Journal of Clinical Outcomes Management. 2016 June;23(6)
References
Case Continued
The patient initially responded to oral corticosteroids with symptomatic and physiological improvement. However, the clinical benefit did not last for more than 3 months. Follow-up chest radiograph demonstrated worsening parenchymal opacities ( Figure 3 ) and ACE level showed persistent elevation. Hence, second-line treatment with anti-metabolites was discussed with the patient.
What are the preferred pharmacological agents for second-line treatment in sarcoidosis?
Alternative immunosuppression should be considered in the following circumstances in patients diagnosed with sarcoidosis:
Failure or less than optimal response to oral corticosteroids
Use as a steroid-sparing agent in patients requiring high doses of steroids for symptomatic control
Failure to tolerate corticosteroids due to significant adverse effects such as excessive weight gain, steroid-induced psychosis, osteoporosis, and worsening diabetic control
A small trial of 11 patients examined azathioprine as a steroid-sparing agent and found it as an acceptable immunosuppressive agent for that purpose [19]. It was associated with good safety profile and adherence to treatment was 82% (9 out of 11 patients). However, the small sample size makes it difficult to draw firm conclusions from the findings of this study. In another trial evaluating methotrexate as a steroid-sparing agent in the first year after the diagnosis of sarcoidosis, Baughman and colleagues [20] reported that methotrexate is an attractive alternative to other immunosuppressive agents in term of a steroid sparer. In this double-blind randomized controlled trial (RCT), 15 patients were studied with at least 6 months of treatment with methotrexate vs placebo. There was a significantly reduced dosage of prednisolone observed in methotrexate group. However, the difference was not significant when data were analyzed for all patients, including the dropouts. More recently, a large international retrospective cohort study of 200 patients with sarcoidosis demonstrated that both methotrexate and azathioprine have similar efficacy and steroid-sparing capacity in sarcoidosis [21]. However, infection rates were significantly higher in the azathioprine group as compared to methotrexate (34.6% vs. 18.1%, P = 0.01). Hence methotrexate should be considered as a preferred second-line agent in sarcoidosis after detailed discussion about potential side effects.
Case Continued
The patient was started on methotrexate after discussion about the potential adverse effects of bone marrow suppression, hepatotoxicity, and pneumonitis. He was screened for latent tuberculosis and viral hepatitis prior to starting methotrexate. The dosage was 7.5 mg per week along with folic acid once a week. We gradually increase the dose in increments of 2.5 mg every 2 weeks with a view to reach 15 mg every week as maintenance therapy. In severely obese patients, a dose of up to 20 mg weekly is occasionally considered if 15 mg is suboptimal after careful clinical assessment.
The patient failed to make significant progress after being on methotrexate for a period of 6 months and lung function tests continued to demonstrate a persistent decline with symptomatic worsening of dyspnea and cough.
What are treatment options in refractory sarcoidosis?
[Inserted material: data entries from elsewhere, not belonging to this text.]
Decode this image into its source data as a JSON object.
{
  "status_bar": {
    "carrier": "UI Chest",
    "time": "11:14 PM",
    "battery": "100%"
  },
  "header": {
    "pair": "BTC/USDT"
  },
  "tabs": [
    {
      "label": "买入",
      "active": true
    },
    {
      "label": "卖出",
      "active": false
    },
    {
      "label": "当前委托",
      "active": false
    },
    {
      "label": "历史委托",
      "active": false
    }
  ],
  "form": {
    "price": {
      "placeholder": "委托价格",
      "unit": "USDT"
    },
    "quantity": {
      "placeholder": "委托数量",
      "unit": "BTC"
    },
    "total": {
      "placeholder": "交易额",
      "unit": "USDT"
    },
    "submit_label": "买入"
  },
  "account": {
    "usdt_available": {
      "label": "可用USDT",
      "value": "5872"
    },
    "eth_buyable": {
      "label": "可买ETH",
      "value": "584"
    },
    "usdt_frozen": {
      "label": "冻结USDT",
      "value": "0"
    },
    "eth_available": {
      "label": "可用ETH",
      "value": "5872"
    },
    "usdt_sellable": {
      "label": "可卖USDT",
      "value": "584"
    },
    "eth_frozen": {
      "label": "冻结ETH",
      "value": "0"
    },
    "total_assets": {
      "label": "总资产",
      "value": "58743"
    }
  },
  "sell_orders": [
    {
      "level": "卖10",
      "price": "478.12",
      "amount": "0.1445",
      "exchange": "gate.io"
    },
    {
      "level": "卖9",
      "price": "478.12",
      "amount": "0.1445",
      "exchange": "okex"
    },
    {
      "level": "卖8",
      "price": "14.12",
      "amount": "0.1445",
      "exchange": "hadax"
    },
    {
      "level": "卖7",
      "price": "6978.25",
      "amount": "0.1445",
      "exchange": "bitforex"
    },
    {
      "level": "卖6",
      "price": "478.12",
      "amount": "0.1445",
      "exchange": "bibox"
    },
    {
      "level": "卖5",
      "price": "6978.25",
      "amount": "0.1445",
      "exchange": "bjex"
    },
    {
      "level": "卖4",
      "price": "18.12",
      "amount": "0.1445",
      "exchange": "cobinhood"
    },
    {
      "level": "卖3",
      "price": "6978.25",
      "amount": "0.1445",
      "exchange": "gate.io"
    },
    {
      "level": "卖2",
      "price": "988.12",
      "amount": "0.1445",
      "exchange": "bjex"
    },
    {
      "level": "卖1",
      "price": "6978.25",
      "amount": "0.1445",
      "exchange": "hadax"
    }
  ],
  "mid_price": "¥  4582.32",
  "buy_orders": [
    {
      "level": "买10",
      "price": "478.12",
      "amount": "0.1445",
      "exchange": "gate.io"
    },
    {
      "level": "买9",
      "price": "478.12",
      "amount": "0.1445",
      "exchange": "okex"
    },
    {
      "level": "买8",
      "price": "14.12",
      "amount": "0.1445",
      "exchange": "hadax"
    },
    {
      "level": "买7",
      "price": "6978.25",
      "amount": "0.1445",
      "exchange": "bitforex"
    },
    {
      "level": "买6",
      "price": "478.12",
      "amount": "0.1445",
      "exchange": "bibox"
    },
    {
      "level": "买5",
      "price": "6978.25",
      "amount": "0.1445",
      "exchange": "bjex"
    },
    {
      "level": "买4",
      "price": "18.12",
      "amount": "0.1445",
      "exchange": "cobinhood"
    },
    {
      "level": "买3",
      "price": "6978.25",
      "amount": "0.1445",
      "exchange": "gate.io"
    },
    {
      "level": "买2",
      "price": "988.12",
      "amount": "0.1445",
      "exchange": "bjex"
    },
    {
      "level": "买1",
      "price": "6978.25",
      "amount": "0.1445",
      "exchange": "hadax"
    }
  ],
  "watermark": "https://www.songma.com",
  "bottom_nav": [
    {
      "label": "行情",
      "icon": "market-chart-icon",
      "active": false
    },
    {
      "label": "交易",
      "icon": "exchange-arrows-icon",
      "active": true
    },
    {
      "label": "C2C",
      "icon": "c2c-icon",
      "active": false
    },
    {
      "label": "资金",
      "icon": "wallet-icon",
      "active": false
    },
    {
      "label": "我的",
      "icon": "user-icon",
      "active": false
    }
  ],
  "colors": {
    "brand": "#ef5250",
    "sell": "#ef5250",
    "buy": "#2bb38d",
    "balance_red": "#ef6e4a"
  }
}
Options to consider in the setting of refractory sarcoidosis are leflunomide, hydroxychloroquine, or combination therapy of methotrexate and leflunomide. Leflunomide has been shown to be of similar efficacy to methotrexate as demonstrated by a retrospective analysis of 32 patients treated with the drug in a tertiary care center [22]. Complete or partial response was noted in 12 of 17 patients treated solely with leflunomide and 13 of 15 treated in conjunction with methotrexate. Hence, combination therapy has been suggested as a viable option for these patients who fail to respond to initial glucocorticoid agents and alternative immunosuppressive drugs, as combination therapy may enhance efficacy with reduced toxicity if considered in a rational manner after careful selection of patients [23].